Dieu sait que je ne suis pas un « trader » à court terme et que d’habitude je garde mes positions pendant des mois, voir pendant des années. Mais pour une fois, je vais changer mes recommandations récentes, pour ceux qui le peuvent.

Si vous êtes coincés en France et que vous ne pouvez pas vous en aller pour des raisons réglementaires, juridiques ou fiscales, il reste vrai que vous ne devriez avoir que des actions des belles sociétés françaises qui n’ont rien à voir avec notre état prédateur, du style Air Liquide, l’Oréal, LVMH, Schneider, Imerys, SCOR etc. (Il ne s’agit pas là de recommandations d’achat, mais d’exemples)

Il vous faut vendre bien entendu tout ce qui est adossé à l’Etat et en premier les obligations émises par ce dernier.

Mais, si vous pouvez disposer de votre capital librement, à mon avis, il faut le sortir de France puisqu’à l’évidence nous allons simplement continuer à faire ce que nous faisons depuis des décennies et que cela ne va pas plus marcher dans les années qui viennent que cela n’a marché dans les années précédentes..

Pour aller où ? Va me demander le lecteur.

La réponse est simple : en Asie, et voici pourquoi.

Pendant toute ma carrière, qui a commencé en 1971, les économies asiatiques ont été totalement dépendantes du dollar américain et pour deux raisons très simples.

  1. Le commerce inter-asiatique était soldé en dollars. Si la Corée du Sud avait un déficit avec la Chine ou avec Taiwan, le solde devait être réglé en dollars. Ce qui forçait ces pays à conserver leurs réserves de change dans la monnaie US.
  2. Il n’existait pas de marchés de la dette domestique en monnaie locales. Si un pays ou une grande société avaient besoin de faire des investissements d’infrastructure par exemple, s’ils devaient donc emprunter et donc émettre des obligations libellées en dollar US.

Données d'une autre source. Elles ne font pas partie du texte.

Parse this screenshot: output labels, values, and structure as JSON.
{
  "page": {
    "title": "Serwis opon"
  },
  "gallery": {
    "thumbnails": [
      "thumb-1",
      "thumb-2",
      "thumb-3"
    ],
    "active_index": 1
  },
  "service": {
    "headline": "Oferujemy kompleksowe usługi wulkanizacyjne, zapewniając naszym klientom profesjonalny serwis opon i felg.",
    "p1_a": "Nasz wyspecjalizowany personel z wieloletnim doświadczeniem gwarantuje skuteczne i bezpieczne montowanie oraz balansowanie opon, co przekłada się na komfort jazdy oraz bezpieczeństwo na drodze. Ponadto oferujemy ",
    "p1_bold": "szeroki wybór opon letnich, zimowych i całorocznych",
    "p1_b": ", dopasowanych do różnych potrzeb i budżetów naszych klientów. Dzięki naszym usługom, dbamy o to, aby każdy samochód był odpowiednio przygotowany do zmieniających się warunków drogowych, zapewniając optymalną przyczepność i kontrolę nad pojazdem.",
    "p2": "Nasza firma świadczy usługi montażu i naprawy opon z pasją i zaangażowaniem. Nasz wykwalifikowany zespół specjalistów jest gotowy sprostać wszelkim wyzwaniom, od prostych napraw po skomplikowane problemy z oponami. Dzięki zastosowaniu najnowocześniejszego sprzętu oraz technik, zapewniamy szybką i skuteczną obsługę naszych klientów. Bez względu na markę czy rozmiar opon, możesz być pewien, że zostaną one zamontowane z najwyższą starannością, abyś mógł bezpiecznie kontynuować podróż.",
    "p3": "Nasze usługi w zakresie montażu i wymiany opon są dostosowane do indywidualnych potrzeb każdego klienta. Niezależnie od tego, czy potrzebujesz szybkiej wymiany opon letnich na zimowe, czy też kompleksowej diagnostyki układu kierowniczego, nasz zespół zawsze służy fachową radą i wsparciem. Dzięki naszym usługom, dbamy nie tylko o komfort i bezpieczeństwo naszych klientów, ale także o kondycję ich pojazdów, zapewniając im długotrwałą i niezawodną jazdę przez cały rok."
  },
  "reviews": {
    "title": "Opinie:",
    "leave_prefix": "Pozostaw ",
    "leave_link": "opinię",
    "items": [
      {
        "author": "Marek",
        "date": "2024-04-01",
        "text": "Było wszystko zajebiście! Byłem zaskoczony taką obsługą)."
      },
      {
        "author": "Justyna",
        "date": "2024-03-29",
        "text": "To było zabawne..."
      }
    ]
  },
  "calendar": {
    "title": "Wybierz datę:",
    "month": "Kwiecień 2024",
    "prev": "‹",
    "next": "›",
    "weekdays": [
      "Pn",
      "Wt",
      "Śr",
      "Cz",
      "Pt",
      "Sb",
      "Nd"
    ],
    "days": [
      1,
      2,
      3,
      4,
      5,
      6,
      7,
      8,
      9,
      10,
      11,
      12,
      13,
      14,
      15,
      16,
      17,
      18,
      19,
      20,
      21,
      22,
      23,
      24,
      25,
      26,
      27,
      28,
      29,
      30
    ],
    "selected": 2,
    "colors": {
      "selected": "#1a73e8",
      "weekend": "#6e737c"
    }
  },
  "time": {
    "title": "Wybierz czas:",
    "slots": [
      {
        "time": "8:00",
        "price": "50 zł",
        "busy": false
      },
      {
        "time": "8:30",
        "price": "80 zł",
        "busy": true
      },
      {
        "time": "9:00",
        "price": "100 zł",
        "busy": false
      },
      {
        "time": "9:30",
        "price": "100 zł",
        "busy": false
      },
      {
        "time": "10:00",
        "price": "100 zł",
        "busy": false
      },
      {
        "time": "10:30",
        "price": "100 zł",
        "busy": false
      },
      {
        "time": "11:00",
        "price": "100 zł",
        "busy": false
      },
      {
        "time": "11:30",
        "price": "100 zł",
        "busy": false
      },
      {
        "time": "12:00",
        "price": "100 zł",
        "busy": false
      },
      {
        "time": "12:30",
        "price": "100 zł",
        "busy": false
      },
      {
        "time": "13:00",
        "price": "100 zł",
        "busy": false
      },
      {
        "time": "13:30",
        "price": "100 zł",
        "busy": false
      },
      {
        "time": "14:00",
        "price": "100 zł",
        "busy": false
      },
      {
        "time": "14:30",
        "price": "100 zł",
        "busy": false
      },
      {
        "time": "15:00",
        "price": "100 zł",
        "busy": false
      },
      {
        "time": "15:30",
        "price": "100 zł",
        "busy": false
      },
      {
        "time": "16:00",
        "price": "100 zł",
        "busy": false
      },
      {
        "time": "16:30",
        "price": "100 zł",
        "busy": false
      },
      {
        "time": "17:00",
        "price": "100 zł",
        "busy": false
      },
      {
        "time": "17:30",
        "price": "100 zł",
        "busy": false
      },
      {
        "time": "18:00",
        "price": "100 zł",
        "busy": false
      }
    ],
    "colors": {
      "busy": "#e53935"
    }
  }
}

Ce qui faisait que si le dollar venait à manquer comme pendant la grande crise de 2008-2009, le commerce entre les pays asiatiques s’écroulait, tout simplement par manque de numéraire.

Et si le dollar se mettait à monter pour quelque raison que ce soit, tous ceux qui avaient emprunté en dollars voyaient le coût de leur dette monter dans des proportions extravagantes et étaient de ce fait acculés à la faillite.

Jouer l’Asie était donc simple. Si le dollar montait, il ne fallait pas y être, et si le dollar baissait, il fallait s’en bourrer, un jeu éminemment dangereux et cyclique.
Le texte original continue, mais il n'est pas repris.